Early Investigator Grant
The severity of aortic dilation and risk for aortic dissection is frequently variable between individuals and even between relatives who have the same genetic mutation. There is significant genetic variation that exists across humans and it is possible that some of these genetic changes may be impacting the differences in TAA severity that exist between individuals.

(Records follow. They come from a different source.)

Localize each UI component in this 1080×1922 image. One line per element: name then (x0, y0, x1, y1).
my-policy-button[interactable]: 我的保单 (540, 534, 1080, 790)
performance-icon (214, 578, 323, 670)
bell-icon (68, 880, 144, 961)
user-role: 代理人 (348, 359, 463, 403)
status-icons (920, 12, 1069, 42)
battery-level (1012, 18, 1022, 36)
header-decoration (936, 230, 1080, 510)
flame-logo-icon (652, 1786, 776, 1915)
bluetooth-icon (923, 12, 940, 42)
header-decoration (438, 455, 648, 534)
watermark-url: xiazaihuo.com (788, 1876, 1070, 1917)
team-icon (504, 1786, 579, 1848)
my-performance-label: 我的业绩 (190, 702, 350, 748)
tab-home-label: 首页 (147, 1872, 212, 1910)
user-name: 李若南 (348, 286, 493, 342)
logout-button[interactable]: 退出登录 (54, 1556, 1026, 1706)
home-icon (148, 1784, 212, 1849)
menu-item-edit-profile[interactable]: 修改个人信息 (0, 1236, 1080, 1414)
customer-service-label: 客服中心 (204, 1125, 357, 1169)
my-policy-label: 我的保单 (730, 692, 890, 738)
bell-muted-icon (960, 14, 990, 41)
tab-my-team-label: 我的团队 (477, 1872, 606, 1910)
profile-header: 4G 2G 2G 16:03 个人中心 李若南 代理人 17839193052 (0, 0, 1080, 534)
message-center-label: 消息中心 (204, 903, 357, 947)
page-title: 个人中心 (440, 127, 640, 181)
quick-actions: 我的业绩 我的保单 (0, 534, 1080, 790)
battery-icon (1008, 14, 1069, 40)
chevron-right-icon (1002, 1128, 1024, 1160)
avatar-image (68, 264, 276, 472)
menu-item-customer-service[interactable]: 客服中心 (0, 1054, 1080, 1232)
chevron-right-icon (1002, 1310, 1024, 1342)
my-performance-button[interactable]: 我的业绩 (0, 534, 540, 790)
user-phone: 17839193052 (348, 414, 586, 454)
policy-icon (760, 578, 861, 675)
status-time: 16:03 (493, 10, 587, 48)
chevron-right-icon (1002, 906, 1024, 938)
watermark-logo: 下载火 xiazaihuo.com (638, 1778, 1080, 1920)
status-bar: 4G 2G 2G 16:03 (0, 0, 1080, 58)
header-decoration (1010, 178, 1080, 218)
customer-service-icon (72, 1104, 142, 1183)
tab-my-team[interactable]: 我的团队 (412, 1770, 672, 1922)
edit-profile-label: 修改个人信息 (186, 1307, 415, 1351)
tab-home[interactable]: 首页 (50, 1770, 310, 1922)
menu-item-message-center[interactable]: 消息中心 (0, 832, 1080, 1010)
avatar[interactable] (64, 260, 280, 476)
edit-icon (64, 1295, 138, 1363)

This lab recently identified a common genetic change in coenzyme Q which may be a candidate genetic modifier in TAA. This study will use a well-developed human TAA biobank to define the functional role of molecule in aorta, determine the effects of the variant, and determine how it interacts with a complex of molecules that cause oxidant stress. The results are directly applicable to human biology, which is important given the goal to understand genetic factors that control human TAA.
2019 Victor McKusick Fellowship Grant
In search for new genes that cause thoracic aortic aneurysms (TAA) that can lead to new disease insights, the lab recently identified changes in Importin 8 (IPO8). This is a novel cause of a TAA syndrome that is clinically highly reminiscent of Marfan syndrome, Loeys-Dietz syndrome, and Shprintzen-Goldberg syndrome. Patients present with childhood-onset TAA, global developmental delay, facial features, joint laxity, neonatal low muscle tone, chest deformity, and hernia. Very little is known about IPO8, except that it encodes a protein that is involved in shuttling proteins from the cytoplasm to the nucleus known to be involved in the pathway of these conditions. The study will investigate the IPO8-related disease mechanisms using patient- and control derived skin cells and vascular smooth muscle cells. Additionally the study will identify FDA-approved drugs that can be repurposed to (IPO8-related) TAA therapy.
Our lab has identified mutations in one gene, actin, as the cause of aneurysms in at least 12-21% of families with inherited aneurysms. The protein that this gene produces is critical for the aorta to contract and relax when blood is pumped through the aorta. Patients with a particular error in the actin gene develop a condition called smooth muscle dysfunction syndrome (SMDS). This syndrome is characterized by the development of aortic aneurysms in childhood that require surgical repair by their late teens and the patients rarely live past the age of 30 years. Our lab is currently developing mice that contain the same mistake in their actin gene as these patients. The goal of this study is to determine the similarities and differences between these mice and mice that have Marfan syndrome. The proposed experiments will demonstrate how aortic disease develops in these actin mutant mice and reveal how similar or dissimilar the process is to that in mice with Marfan syndrome. This information will allow us to test whether drugs that have been proved to be effective in treating aneurysms in patients with Marfan syndrome can also be used to treat patients with SMDS. Therefore, our results may ultimately identify or lead to the design of new drugs that benefit all patients with aortic aneurysms.